IBM and Visa plot to monetize IoT with sensor-driven invisible transactions

Visa's turning to IBM so it can scale up beyond the billions of transactions it already processes

IBM and Visa plot to monetize IoT with sensor-driven invisible transactions
Credit: IBM

In a matter of years there will be about 20 billion connected devices on the planet. This is the internet of things (IoT), and financial services institution Visa today announced its intention to turn many of these into a way for you to pay.

Speaking at today's opening of IBM's Watson IoT Centre in Munich, Germany - an enormous skyscraper with labs inside that will invite the company's many partners in IoT to take up residence - Visa's Jim McCarthy and IBM's Bret Greenstein laid out their vision.
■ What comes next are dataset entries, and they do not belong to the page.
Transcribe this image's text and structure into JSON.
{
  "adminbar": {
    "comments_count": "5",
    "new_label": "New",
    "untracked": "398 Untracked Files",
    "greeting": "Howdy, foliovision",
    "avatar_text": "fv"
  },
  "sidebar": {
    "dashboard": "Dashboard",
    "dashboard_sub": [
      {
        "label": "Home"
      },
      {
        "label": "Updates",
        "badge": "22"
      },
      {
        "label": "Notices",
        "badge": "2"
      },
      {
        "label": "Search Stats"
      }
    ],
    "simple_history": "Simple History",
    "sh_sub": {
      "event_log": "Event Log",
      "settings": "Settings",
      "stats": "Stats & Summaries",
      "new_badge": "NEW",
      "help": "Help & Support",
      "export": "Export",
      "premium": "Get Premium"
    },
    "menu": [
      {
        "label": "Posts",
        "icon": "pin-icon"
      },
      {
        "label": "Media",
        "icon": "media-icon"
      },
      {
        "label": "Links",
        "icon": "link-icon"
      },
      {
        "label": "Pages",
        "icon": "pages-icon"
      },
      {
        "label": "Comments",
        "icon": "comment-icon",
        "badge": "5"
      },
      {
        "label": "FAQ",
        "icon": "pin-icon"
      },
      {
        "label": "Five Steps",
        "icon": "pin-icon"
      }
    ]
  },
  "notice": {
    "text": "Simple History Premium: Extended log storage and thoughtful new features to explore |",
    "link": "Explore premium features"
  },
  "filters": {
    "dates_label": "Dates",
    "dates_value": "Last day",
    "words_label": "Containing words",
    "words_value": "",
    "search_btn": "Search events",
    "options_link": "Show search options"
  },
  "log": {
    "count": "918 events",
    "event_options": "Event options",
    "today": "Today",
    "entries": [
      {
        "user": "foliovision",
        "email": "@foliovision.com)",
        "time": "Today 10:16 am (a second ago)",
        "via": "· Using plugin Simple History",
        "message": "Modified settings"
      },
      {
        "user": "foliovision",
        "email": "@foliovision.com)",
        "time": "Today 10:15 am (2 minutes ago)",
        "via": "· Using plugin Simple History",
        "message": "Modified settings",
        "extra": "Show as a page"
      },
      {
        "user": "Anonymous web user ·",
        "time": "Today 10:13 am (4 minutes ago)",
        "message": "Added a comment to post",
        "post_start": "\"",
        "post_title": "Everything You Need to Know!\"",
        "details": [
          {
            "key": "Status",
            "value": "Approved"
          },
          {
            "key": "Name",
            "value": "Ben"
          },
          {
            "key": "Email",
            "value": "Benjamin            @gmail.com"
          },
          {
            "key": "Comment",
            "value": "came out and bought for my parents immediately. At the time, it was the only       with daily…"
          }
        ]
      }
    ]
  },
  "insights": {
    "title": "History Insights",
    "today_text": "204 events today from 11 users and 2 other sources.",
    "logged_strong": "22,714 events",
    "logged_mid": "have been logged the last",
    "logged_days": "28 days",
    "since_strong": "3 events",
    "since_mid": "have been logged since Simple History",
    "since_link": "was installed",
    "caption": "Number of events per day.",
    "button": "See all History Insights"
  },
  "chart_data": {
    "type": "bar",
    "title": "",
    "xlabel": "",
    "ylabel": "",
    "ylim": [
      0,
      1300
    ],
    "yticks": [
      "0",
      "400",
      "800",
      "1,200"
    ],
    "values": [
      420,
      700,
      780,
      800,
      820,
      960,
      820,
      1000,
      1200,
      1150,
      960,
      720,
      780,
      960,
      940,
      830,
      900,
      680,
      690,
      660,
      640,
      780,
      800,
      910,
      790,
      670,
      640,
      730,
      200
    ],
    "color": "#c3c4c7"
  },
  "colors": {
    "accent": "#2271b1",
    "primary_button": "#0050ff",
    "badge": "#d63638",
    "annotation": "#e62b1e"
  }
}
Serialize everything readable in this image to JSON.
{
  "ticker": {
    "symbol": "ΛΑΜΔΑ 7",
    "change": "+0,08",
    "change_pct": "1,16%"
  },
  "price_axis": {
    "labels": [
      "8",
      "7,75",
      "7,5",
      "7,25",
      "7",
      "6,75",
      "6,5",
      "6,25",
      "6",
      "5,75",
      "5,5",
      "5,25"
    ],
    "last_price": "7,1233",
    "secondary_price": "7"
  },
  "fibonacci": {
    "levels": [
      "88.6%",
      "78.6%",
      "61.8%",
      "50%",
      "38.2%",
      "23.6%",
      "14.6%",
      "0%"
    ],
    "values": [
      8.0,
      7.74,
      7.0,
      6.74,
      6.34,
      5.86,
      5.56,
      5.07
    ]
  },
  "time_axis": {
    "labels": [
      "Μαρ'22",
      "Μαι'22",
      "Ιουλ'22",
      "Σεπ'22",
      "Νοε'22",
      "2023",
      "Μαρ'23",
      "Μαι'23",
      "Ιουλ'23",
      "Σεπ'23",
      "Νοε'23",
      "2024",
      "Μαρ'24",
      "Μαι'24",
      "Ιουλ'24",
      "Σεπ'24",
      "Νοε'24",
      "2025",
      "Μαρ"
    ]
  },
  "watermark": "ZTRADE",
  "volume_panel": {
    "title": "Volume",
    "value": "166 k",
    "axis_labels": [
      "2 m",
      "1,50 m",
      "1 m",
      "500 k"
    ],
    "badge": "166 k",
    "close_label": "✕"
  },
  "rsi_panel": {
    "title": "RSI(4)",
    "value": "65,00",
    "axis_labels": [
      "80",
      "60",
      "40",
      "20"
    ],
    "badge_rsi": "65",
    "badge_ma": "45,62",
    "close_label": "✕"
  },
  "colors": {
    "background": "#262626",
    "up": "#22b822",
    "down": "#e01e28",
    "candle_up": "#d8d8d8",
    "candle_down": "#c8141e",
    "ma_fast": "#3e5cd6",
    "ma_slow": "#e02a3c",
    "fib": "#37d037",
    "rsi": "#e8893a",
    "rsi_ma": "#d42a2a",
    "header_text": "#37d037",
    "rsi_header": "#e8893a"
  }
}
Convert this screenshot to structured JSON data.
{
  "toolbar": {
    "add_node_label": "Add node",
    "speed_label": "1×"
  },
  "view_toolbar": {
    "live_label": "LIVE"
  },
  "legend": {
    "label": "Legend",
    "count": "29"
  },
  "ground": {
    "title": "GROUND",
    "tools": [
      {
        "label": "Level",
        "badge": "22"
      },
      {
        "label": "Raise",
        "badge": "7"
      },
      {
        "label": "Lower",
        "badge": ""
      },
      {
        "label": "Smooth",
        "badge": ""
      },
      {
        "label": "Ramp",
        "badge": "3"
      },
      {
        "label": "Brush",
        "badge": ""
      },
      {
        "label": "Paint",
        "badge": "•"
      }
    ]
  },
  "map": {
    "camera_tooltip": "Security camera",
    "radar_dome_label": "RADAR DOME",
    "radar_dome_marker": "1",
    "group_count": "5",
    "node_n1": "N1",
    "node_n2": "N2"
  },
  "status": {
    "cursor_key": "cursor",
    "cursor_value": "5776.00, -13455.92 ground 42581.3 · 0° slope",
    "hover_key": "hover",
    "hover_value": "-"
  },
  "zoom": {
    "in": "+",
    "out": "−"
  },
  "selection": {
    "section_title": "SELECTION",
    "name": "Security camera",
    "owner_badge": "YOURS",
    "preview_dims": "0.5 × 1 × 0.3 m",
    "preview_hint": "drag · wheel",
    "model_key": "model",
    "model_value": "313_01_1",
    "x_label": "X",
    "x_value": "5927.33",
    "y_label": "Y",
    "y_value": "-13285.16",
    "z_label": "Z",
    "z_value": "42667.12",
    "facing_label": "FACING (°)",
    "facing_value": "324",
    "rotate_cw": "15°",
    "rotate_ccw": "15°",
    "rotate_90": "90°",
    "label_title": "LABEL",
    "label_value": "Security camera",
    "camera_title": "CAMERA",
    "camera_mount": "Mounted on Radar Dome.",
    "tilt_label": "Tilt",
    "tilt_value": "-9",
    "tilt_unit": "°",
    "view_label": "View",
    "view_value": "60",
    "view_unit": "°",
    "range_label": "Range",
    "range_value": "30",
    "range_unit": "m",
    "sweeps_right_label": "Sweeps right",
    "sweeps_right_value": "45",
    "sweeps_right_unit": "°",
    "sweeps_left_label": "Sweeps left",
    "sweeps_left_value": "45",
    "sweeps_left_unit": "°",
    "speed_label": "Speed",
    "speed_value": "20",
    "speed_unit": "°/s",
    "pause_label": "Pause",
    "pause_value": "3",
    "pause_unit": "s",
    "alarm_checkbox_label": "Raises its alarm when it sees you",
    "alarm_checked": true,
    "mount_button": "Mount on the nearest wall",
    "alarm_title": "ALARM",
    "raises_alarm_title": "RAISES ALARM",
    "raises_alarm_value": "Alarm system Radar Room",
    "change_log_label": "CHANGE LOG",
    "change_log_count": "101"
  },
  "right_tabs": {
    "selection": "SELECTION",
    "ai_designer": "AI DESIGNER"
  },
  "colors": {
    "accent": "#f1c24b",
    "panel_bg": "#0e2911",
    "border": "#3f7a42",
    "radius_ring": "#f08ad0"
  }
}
Think of what the plastic card in your wallet represents: it is a simple form factor that securely communicates a payment between the consumer and the retailer. But Greenstein suggested that its time may be up, as every object around us begins to have intelligence embedded within them, these could also be payment signifiers in some way.

The technology itself is called the Visa Token Service, which IBM describes as replacing sensitive payment account information found on payment cards with a unique digital identifier, running on IBM Watson IoT. These digital identifiers can then be placed into product lines - so, for instance, a connected car could lead the driver to the nearest gas station, and by using the pump, the driver has consented to being charged for the purchase.

If the concept of introducing transactions into every walk of life without the payment itself sounds like a pretty colossal behavioural shift, that's because it will be.

During the keynote, he predicted a form of paying where the customer will only pay per use - this could extend to the driving of a car, which would understand how many miles had been driven. Or even watching content - a series of intelligent micro transactions enabled by a vast connected network. It could potentially introduce leasing or renting as an option anywhere it could be applied.

Greenstein said it will be the class of the device that would likely determine whether pay per use made more sense. A fridge, for example, is always on - so you would likely want to own one. But an expensive or somewhat esoteric tool that you're likely to use once or twice a year might make more sense in a pay per use category.

The goal, then, is to perform transactions without the act of transaction itself: think Amazon's concept bricks-and-mortar shop in Seattle that allows users to walk in, take what they like, and leave, with everything they've picked up charged to their Amazon account.

Visa hopes that the agreement will be as vital as its first with IBM - back in the 1970s when the two collaborated to work on the Visanet backend system.

"We'll do a hundred billion transactions off the pieces of plastic we carry," McCarthy said. "But the real magic is the technology called Visanet. That actually was built in cooperation with IBM."

"To think about a world that's mobile-first, digital-first, and AI-first in terms of all the data and information, most of which is unstructured, we need to think about how we scale," said Visa's Jim McCarthy. "We are a really small company -13,000 employees around the globe."

"In a world that is getting increasingly software-first we need to partner and when we think about how we reboot this franchise, the partnership with IBM is right at our roots and in our core," he explained. "It will allow us to scale to get access to those 20 billion devices that we would have a tough time doing if we were doing it directly."

"What IBM has done today with Watson IoT allows us to take our software credentials and mix them with what IBM is doing here and in locations all around the world, with clients of all sorts - auto manufacturers, companies like Bosch, Ricoh and others, when payment occurs we can work through IBM and get access to those companies and create those new consumer use cases."

In short, the finer details about what exactly these new uses look like do not exist. But the partnership gives Visa access to IBM Watson IoT's more than 6,000 clients.

"We're testing and we're only constrained by the imagination," McCarthy said. "This is now, developers out there are already engaged with us to embrace these APIs and build these solutions."